Untuk menyelesaikan permasalahan kependidikan, ada 3 disiplin ilmu yang membantu filsafat ilmu pendidikan yaitu :
1.      Etika atau teori tentang nilai
2.      Teori ilmu pengetahuan atau epistimologi
3.      Teori tentang realitas atau kenyataan dan yang ada dibalik kenyataan, yang disebut metafisika.
Permasalahan yang diidentifikasikan dalam ketiga disiplin ilmu ini menjadi materi yang dibahas  dalam filsafat pendidikan islam.
Oleh Karena filsafat pendidikan mempunyai ruang lingkup pemikiran yang mendasar tentang permesalahan fundamental manusia dihubungkan dengan ketiga disiplin ilmu diatas, maka menurut W.H, kilpatrick, filsafat pendidikan mempunyai  tiga tugas pokok yaitu :
a.       Memberikan kritik-kritik terhadap asumsi yang dipegang oleh para pendidik.
b.      Membantu memperjelas tujuan-tujuan pendidikan.
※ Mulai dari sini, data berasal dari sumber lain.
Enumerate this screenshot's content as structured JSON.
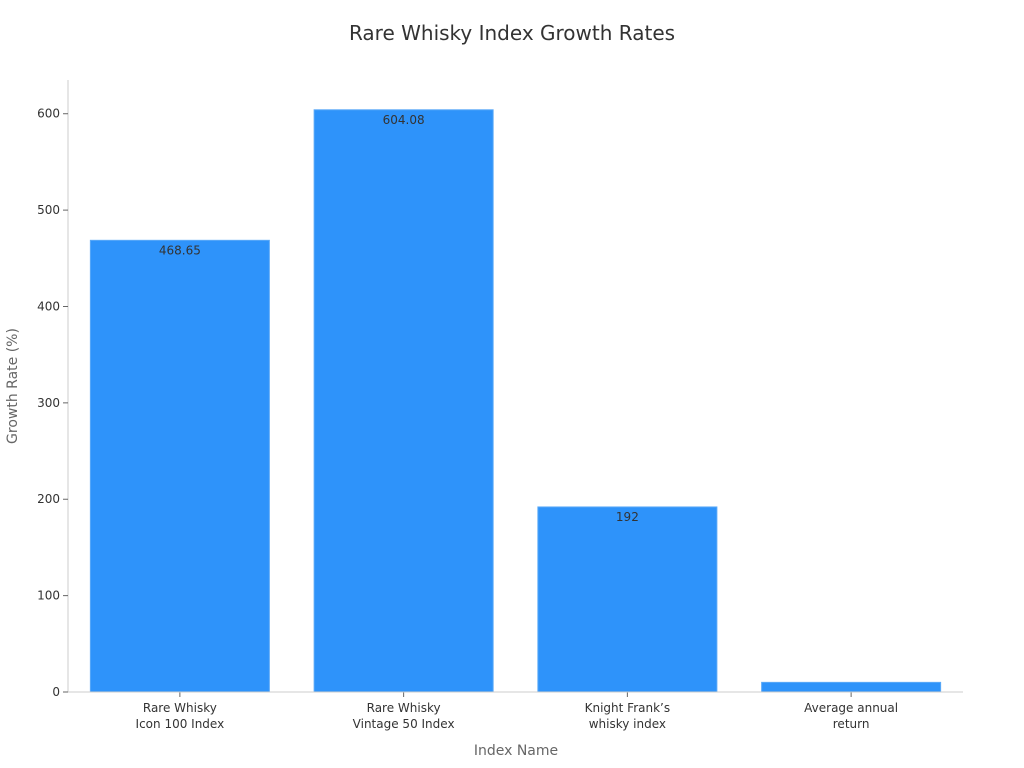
{
  "chart_data": {
    "type": "bar",
    "title": "Rare Whisky Index Growth Rates",
    "xlabel": "Index Name",
    "ylabel": "Growth Rate (%)",
    "categories": [
      [
        "Rare Whisky",
        "Icon 100 Index"
      ],
      [
        "Rare Whisky",
        "Vintage 50 Index"
      ],
      [
        "Knight Frank’s",
        "whisky index"
      ],
      [
        "Average annual",
        "return"
      ]
    ],
    "values": [
      468.65,
      604.08,
      192,
      10
    ],
    "data_labels": [
      "468.65",
      "604.08",
      "192",
      ""
    ],
    "ylim": [
      0,
      635
    ],
    "yticks": [
      0,
      100,
      200,
      300,
      400,
      500,
      600
    ],
    "grid": false,
    "legend": "none",
    "colors": {
      "bar": "#2e93fa",
      "axis": "#cccccc",
      "tick_text": "#333333",
      "axis_title": "#666666"
    }
  }
}
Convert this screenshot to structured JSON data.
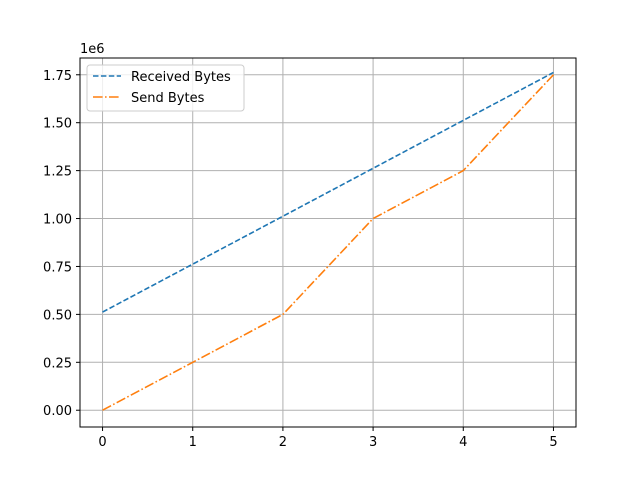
{
  "chart_data": {
    "type": "line",
    "title": "",
    "xlabel": "",
    "ylabel": "",
    "x": [
      0,
      1,
      2,
      3,
      4,
      5
    ],
    "xlim": [
      -0.25,
      5.25
    ],
    "ylim": [
      -87500,
      1837500
    ],
    "xticks": [
      0,
      1,
      2,
      3,
      4,
      5
    ],
    "yticks": [
      0,
      250000,
      500000,
      750000,
      1000000,
      1250000,
      1500000,
      1750000
    ],
    "xtick_labels": [
      "0",
      "1",
      "2",
      "3",
      "4",
      "5"
    ],
    "ytick_labels": [
      "0.00",
      "0.25",
      "0.50",
      "0.75",
      "1.00",
      "1.25",
      "1.50",
      "1.75"
    ],
    "y_offset_label": "1e6",
    "grid": true,
    "legend_position": "top-left",
    "series": [
      {
        "name": "Received Bytes",
        "values": [
          512000,
          762000,
          1012000,
          1262000,
          1512000,
          1762000
        ],
        "color": "#1f77b4",
        "style": "dashed"
      },
      {
        "name": "Send Bytes",
        "values": [
          0,
          250000,
          500000,
          1000000,
          1250000,
          1750000
        ],
        "color": "#ff7f0e",
        "style": "dashdot"
      }
    ]
  }
}
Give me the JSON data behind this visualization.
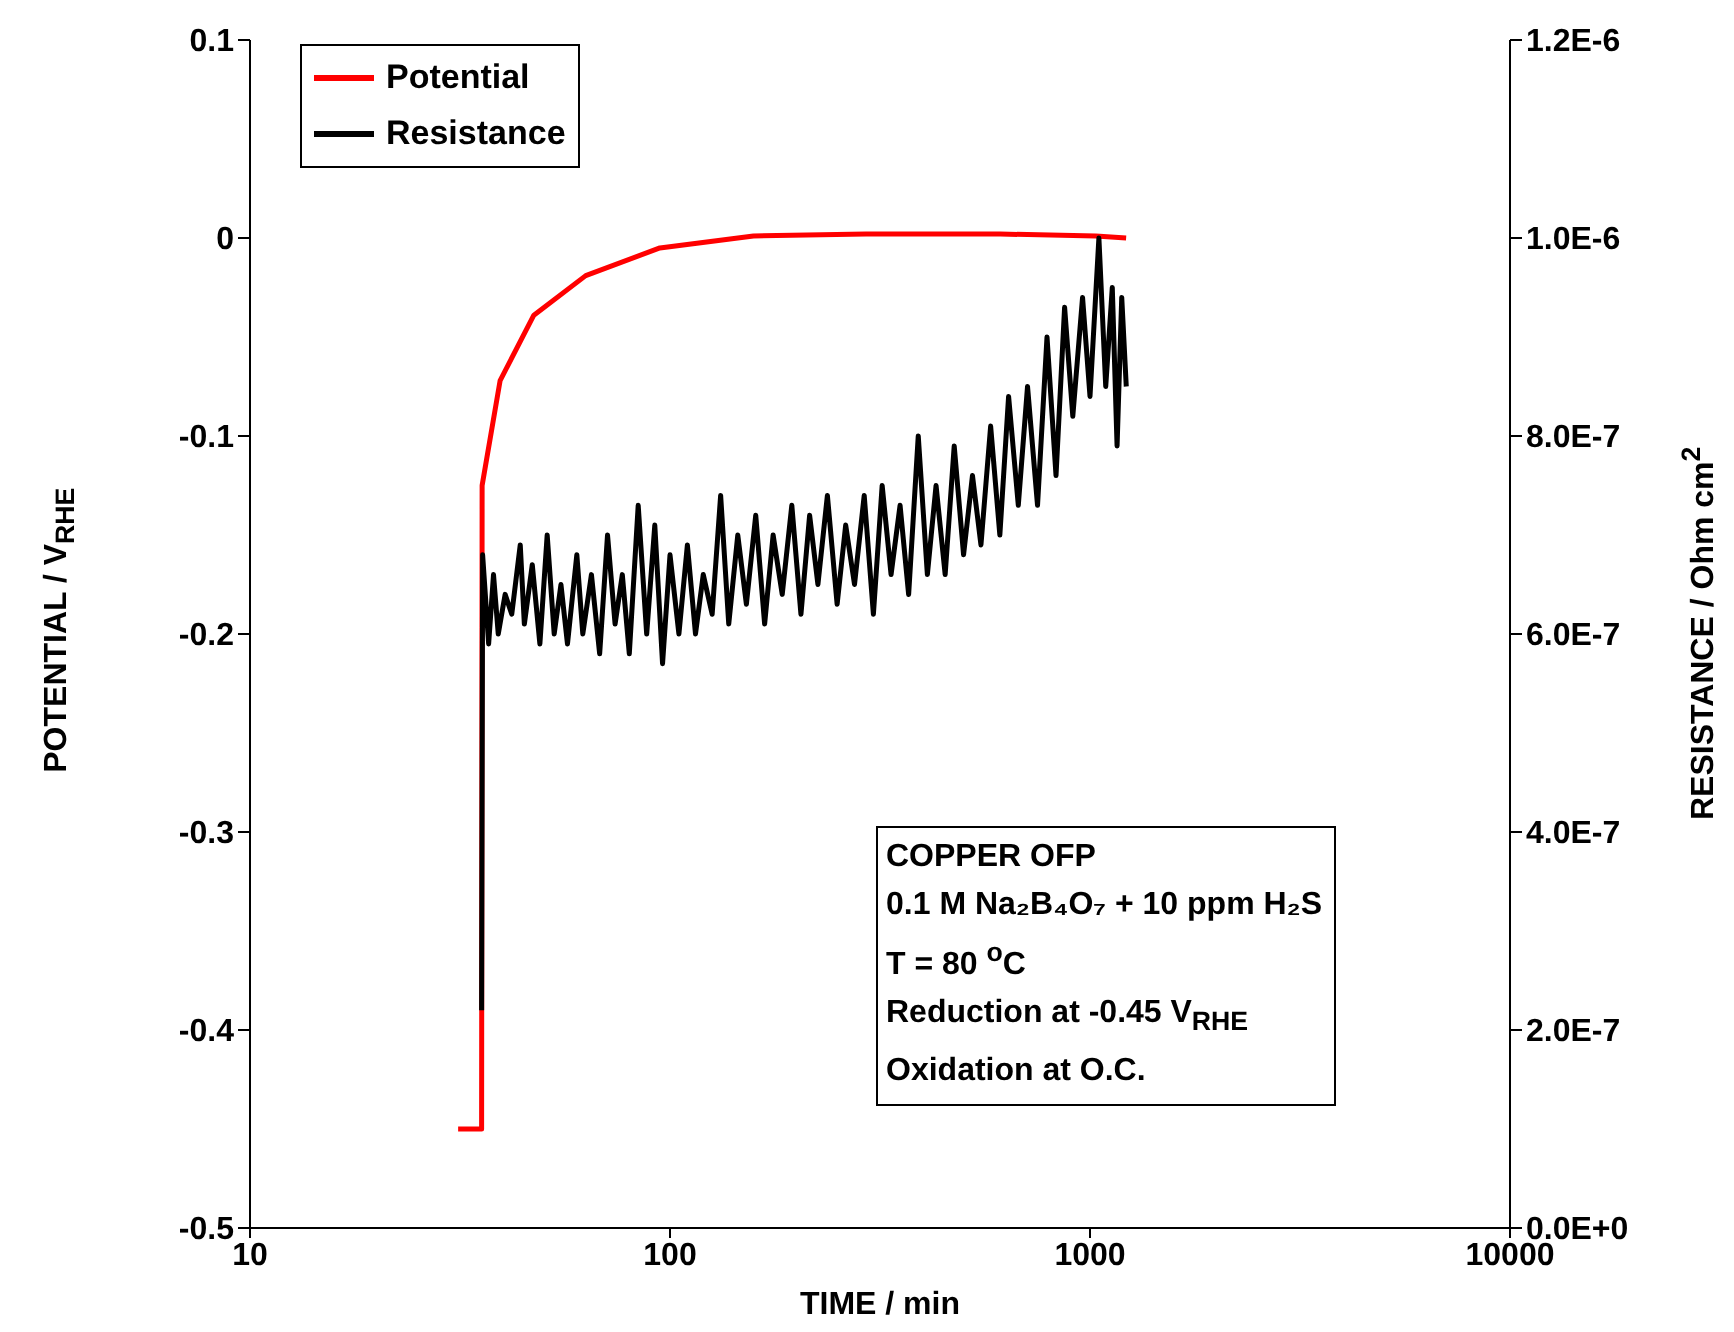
{
  "chart_data": {
    "type": "line",
    "xlabel": "TIME / min",
    "ylabel": "POTENTIAL / V$_{RHE}$",
    "y2label": "RESISTANCE / Ohm cm$^{2}$",
    "log": "x",
    "xlim": [
      10,
      10000
    ],
    "xticks": [
      10,
      100,
      1000,
      10000
    ],
    "ylim": [
      -0.5,
      0.1
    ],
    "yticks": [
      -0.5,
      -0.4,
      -0.3,
      -0.2,
      -0.1,
      0,
      0.1
    ],
    "y2lim": [
      0,
      1.2e-06
    ],
    "y2ticks": [
      {
        "value": 0,
        "label": "0.0E+0"
      },
      {
        "value": 2e-07,
        "label": "2.0E-7"
      },
      {
        "value": 4e-07,
        "label": "4.0E-7"
      },
      {
        "value": 6e-07,
        "label": "6.0E-7"
      },
      {
        "value": 8e-07,
        "label": "8.0E-7"
      },
      {
        "value": 1e-06,
        "label": "1.0E-6"
      },
      {
        "value": 1.2e-06,
        "label": "1.2E-6"
      }
    ],
    "grid": false,
    "legend": "top left",
    "marker": "none",
    "line_style": "solid",
    "series": [
      {
        "name": "Potential",
        "color": "#ff0000",
        "x": [
          31.3,
          35.6,
          35.7,
          39.4,
          47.4,
          63,
          94.6,
          158,
          293,
          611,
          1033,
          1219
        ],
        "values": [
          -0.45,
          -0.45,
          -0.125,
          -0.072,
          -0.039,
          -0.019,
          -0.005,
          0.001,
          0.002,
          0.002,
          0.001,
          0.0
        ]
      },
      {
        "name": "Resistance",
        "color": "#000000",
        "axis": "y2",
        "x": [
          35.6,
          35.8,
          37,
          38,
          39,
          40.5,
          42,
          44,
          45,
          47,
          49,
          51,
          53,
          55,
          57,
          60,
          62,
          65,
          68,
          71,
          74,
          77,
          80,
          84,
          88,
          92,
          96,
          100,
          105,
          110,
          115,
          120,
          126,
          132,
          138,
          145,
          152,
          160,
          168,
          176,
          185,
          195,
          205,
          215,
          225,
          237,
          250,
          262,
          275,
          290,
          305,
          320,
          336,
          353,
          370,
          390,
          410,
          430,
          452,
          475,
          500,
          525,
          550,
          580,
          610,
          640,
          675,
          710,
          750,
          790,
          830,
          870,
          910,
          960,
          1000,
          1050,
          1090,
          1130,
          1160,
          1190,
          1220
        ],
        "values": [
          2.2e-07,
          6.8e-07,
          5.9e-07,
          6.6e-07,
          6e-07,
          6.4e-07,
          6.2e-07,
          6.9e-07,
          6.1e-07,
          6.7e-07,
          5.9e-07,
          7e-07,
          6e-07,
          6.5e-07,
          5.9e-07,
          6.8e-07,
          6e-07,
          6.6e-07,
          5.8e-07,
          7e-07,
          6.1e-07,
          6.6e-07,
          5.8e-07,
          7.3e-07,
          6e-07,
          7.1e-07,
          5.7e-07,
          6.8e-07,
          6e-07,
          6.9e-07,
          6e-07,
          6.6e-07,
          6.2e-07,
          7.4e-07,
          6.1e-07,
          7e-07,
          6.3e-07,
          7.2e-07,
          6.1e-07,
          7e-07,
          6.4e-07,
          7.3e-07,
          6.2e-07,
          7.2e-07,
          6.5e-07,
          7.4e-07,
          6.3e-07,
          7.1e-07,
          6.5e-07,
          7.4e-07,
          6.2e-07,
          7.5e-07,
          6.6e-07,
          7.3e-07,
          6.4e-07,
          8e-07,
          6.6e-07,
          7.5e-07,
          6.6e-07,
          7.9e-07,
          6.8e-07,
          7.6e-07,
          6.9e-07,
          8.1e-07,
          7e-07,
          8.4e-07,
          7.3e-07,
          8.5e-07,
          7.3e-07,
          9e-07,
          7.6e-07,
          9.3e-07,
          8.2e-07,
          9.4e-07,
          8.4e-07,
          1e-06,
          8.5e-07,
          9.5e-07,
          7.9e-07,
          9.4e-07,
          8.5e-07
        ]
      }
    ],
    "annotations": [
      "COPPER OFP",
      "0.1 M Na₂B₄O₇ + 10 ppm H₂S",
      "T = 80 $^{o}$C",
      "Reduction at -0.45 V$_{RHE}$",
      "Oxidation at O.C."
    ]
  }
}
c.       Melakukan evaluasi secara kritis tentang berbagai metode pendidikan yang dipergunakan untuk mencapai tujuan-tujuan kependidikan yang telah dipilih.
Dalam kaitannya dengan filsafat pendidikan islam, pemikiran para ahli filsafat pendidikan pada umumnya, seperti telah disebutkan diatas, perlu kita jadikan bahan acuan yang memberikan ruang lingkup pemikiran filsafat pendidikan islam.

2.      Obyek Kajian Filsafat Pendidikan
Dalam rangka menggali, menyusun, dan mengembangkan pemikiran kefilsafatan tentang pendidikan terutama pendidikan Islam, maka perlu diikuti pola dan pemikiran kefilsafatan pada umumnya.
Adapun pola dan sistem pemikiran kefilsafatan sebagai suatu ilmu adalah:
a) Pemikiran kefilsafatan harus bersifat sistematis, dalam arti cara berfikirnya bersifat     logis dan rasional tentang hakikat permasalahan yang dihadapi. Hasil pemikirannya tersusun secara sistematis artinya satu bagian dengan bagian lainnya saling berhubungan.
b) Tinjauan terhadap permasalahan yang dipikirkan bersifat radikal artinya menyangkut persoalan yang mendasar sampai keakar-akarnya.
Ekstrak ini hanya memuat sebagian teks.